Roku this morning introduced the third generation of its lower-cost streaming service, the Roku Streaming Stick, priced at $49.99, and a competitor to other sticks and dongles, like Google’s Chromecast or Amazon’s Fire TV Stick. The new device now includes a quad-core processor which will make using Roku’s software feel speedier than before, and it also introduces a way to use the Stick and Roku’s mobile application for private listening.
That is, thanks to a forthcoming mobile app update, Roku Streaming Stick owners will be able to plug in their headphones to their smartphone, then push a button in the app to stream the audio from their program to their mobile device. Wireless headphones will also be supported.
A similar feature has previously been available for the Roku streaming player models (3 and 4), thanks to a headphone jack on the accompanying remote control – but it had not yet been possible for the stick.
The company says the new device has 8 times the processing power of the prior version, and with the quad-core processor it now tops the processing power of other competitors’ sticks, including those from Google and Amazon.
This is meant to be a big selling point for new Roku, as this entry-level device is meant to attract those who want the convenience of a portable form factor, but who don’t want to suffer from a poor streaming and browsing experience. That hasn’t always been the case with Roku’s earlier models, however – its previous generation sticks could feel a little slow, especially in comparison with its streaming players.

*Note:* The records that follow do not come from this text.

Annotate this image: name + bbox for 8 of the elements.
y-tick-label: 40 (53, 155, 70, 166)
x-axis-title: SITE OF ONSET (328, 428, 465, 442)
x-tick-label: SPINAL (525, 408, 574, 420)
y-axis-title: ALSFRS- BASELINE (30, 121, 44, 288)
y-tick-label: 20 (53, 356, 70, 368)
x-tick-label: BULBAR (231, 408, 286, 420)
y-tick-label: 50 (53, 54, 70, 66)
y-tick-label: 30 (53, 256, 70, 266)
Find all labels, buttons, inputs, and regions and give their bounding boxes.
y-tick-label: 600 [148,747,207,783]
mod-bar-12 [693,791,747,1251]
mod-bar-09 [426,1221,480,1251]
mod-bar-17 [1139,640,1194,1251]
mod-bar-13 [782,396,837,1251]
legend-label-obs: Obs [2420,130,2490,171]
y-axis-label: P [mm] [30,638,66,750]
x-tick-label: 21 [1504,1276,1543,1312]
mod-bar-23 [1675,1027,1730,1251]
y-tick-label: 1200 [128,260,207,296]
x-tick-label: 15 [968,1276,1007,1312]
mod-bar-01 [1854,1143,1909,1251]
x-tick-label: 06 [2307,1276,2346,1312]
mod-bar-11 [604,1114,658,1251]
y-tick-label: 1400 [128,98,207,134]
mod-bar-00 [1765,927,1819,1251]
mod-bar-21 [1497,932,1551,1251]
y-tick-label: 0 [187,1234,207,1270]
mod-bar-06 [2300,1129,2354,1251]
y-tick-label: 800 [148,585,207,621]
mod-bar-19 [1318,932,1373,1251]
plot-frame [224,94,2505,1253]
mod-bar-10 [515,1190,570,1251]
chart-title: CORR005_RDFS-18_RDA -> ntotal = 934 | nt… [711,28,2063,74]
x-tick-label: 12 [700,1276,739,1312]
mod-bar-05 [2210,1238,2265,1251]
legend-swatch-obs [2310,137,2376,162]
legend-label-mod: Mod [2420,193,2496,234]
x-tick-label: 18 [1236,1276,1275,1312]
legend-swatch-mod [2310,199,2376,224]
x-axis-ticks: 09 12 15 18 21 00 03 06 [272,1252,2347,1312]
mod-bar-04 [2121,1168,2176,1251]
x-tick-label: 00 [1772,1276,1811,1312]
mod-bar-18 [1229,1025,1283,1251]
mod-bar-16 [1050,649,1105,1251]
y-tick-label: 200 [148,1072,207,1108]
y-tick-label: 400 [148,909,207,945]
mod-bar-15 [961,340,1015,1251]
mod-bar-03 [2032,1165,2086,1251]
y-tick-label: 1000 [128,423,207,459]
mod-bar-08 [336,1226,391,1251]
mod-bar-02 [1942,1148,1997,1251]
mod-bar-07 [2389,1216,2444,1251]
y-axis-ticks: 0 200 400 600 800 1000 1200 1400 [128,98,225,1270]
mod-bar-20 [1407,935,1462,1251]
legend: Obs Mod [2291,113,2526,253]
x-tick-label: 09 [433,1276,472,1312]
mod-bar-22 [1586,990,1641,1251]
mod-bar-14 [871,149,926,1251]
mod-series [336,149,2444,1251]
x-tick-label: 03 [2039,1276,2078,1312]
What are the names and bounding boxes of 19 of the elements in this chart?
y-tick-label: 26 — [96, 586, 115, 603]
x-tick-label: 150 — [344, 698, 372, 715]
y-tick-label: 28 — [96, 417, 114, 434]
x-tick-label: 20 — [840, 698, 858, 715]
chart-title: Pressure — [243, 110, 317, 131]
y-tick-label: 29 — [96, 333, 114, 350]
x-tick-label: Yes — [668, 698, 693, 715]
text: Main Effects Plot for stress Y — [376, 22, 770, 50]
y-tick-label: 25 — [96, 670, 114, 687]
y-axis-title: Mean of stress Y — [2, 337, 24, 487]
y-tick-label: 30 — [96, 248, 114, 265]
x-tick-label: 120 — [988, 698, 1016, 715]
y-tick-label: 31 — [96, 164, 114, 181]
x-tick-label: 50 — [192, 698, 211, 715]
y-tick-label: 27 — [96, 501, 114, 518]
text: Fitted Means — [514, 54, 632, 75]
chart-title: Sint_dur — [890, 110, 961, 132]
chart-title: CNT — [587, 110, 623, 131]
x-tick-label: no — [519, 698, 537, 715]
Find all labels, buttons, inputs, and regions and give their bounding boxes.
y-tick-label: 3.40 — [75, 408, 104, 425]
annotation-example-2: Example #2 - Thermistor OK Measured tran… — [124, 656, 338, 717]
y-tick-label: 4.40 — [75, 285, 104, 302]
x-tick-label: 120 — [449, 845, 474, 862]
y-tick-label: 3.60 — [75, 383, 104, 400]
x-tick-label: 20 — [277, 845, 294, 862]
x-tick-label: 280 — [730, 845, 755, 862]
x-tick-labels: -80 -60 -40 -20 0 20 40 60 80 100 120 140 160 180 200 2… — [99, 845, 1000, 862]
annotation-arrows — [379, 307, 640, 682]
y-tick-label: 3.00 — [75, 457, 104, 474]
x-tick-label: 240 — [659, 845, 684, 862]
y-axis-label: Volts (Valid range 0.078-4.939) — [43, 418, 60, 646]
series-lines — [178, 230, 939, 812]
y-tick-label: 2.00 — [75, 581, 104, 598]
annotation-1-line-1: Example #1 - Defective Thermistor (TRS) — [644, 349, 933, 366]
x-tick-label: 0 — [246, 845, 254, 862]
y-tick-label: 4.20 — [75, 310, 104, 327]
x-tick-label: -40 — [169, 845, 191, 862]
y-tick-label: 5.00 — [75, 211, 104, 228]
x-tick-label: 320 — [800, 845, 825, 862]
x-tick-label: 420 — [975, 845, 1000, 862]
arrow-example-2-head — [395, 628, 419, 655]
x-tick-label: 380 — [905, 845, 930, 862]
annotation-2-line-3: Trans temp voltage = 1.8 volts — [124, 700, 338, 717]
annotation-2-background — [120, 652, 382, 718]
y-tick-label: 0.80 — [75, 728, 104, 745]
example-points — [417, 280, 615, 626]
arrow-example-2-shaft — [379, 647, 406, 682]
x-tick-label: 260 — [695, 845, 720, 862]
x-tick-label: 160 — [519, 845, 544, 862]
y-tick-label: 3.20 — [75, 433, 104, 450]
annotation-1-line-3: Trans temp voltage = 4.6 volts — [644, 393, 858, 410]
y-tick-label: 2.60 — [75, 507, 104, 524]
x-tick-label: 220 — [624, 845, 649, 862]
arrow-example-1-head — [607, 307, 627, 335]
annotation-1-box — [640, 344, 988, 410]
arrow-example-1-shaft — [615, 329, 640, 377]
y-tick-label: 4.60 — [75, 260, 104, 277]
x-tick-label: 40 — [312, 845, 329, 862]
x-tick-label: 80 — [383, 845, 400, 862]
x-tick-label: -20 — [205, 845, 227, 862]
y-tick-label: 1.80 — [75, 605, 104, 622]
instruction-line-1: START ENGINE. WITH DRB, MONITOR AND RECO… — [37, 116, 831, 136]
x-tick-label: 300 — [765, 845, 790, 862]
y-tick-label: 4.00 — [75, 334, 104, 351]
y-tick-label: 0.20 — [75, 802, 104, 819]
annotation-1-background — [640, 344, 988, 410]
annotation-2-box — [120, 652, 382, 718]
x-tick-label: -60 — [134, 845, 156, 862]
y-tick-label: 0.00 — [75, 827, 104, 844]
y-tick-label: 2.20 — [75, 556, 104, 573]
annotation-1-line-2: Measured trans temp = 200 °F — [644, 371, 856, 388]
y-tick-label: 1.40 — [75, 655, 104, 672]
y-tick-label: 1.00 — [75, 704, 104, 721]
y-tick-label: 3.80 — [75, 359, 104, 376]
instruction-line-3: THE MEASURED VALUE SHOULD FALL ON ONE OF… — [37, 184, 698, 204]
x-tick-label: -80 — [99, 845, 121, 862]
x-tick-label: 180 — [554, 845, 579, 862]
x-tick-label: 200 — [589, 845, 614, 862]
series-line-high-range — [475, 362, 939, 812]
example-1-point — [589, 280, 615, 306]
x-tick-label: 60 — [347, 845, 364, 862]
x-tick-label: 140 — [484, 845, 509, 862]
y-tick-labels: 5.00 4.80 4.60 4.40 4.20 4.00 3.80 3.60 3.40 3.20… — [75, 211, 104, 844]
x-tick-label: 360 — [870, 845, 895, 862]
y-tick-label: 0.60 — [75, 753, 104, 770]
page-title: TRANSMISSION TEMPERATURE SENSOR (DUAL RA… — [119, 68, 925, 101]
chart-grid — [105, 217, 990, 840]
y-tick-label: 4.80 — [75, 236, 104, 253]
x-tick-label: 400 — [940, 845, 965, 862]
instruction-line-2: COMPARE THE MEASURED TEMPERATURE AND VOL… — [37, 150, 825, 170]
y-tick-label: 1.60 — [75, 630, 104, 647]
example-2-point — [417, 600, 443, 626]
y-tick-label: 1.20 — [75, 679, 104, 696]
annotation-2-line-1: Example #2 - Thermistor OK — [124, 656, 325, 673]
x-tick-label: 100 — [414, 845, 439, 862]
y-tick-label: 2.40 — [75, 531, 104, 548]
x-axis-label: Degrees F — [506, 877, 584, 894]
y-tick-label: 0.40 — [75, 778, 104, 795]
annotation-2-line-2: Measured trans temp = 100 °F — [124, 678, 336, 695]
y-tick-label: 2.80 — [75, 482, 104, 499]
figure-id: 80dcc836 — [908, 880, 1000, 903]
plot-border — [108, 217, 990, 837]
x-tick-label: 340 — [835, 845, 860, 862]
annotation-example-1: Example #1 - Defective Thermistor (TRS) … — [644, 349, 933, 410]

While Roku doesn’t break out which of its devices are the most popular in terms of sales, the company did tell us that overall, the streaming stick category is the fastest-growing in the wider market. That’s why it makes sense that it’s now rolling out a new model – its last update to the Stick was in 2014, after the initial version was introduced in 2012.
In addition, the updated Stick includes other features like more performant, dual-band MIMO wireless for connectivity; the ability to cast video from apps like Netflix and YouTube to the TV; the ability to use the Roku mobile app to play personal videos, music, and photos as well as use it as a remote control; and the recently launched “Hotel and Dorm Connect” feature which makes it easier to connect to wireless networks that have an authentication page.
Like Roku’s newest streaming player, the Roku 4, the Roku Streaming Stick will also run the latest version of the company’s operating system, Roku OS 7.1. This includes changes to the Roku Feed that help you better discover new shows and movies, track those that are coming soon, and follow your favorite programs so you know when new episodes are available.
The update comes at a time when Roku has established itself as one of the leading players in the streaming device market, with roughly 10 million active account holders across 10 countries who are streaming more hours than ever before via their Roku devices. In 2015, streaming was up 73 percent over the year before, for example.
To some extent, of course, Roku’s growth is a reflection of the larger shift away from watching live TV to streaming services, and the need for hardware devices that make that possible for those times you still want to watch on the TV’s big screen.
However, Roku’s advantage in this space is that, because it’s an independent product without its own streaming service to promote, it can be agnostic about its offerings. Today that means over 3,000 streaming channels, and 300,000 movies and TV episodes. Meanwhile, devices like Chromecast, Android TV and Amazon Fire TV/TV Stick don’t always play well with each others’ competing services.
Plus, Roku’s simplified menu and minimalist remote control are a better fit for a more mainstream audience who find the software and hardware from companies like TiVo more complicated to learn.
The Roku Streaming Stick is available for pre-order on Roku.com and will retail later this month at stores like Best Buy, Walmart, and others. The retail price is still $49.99, as with the prior model.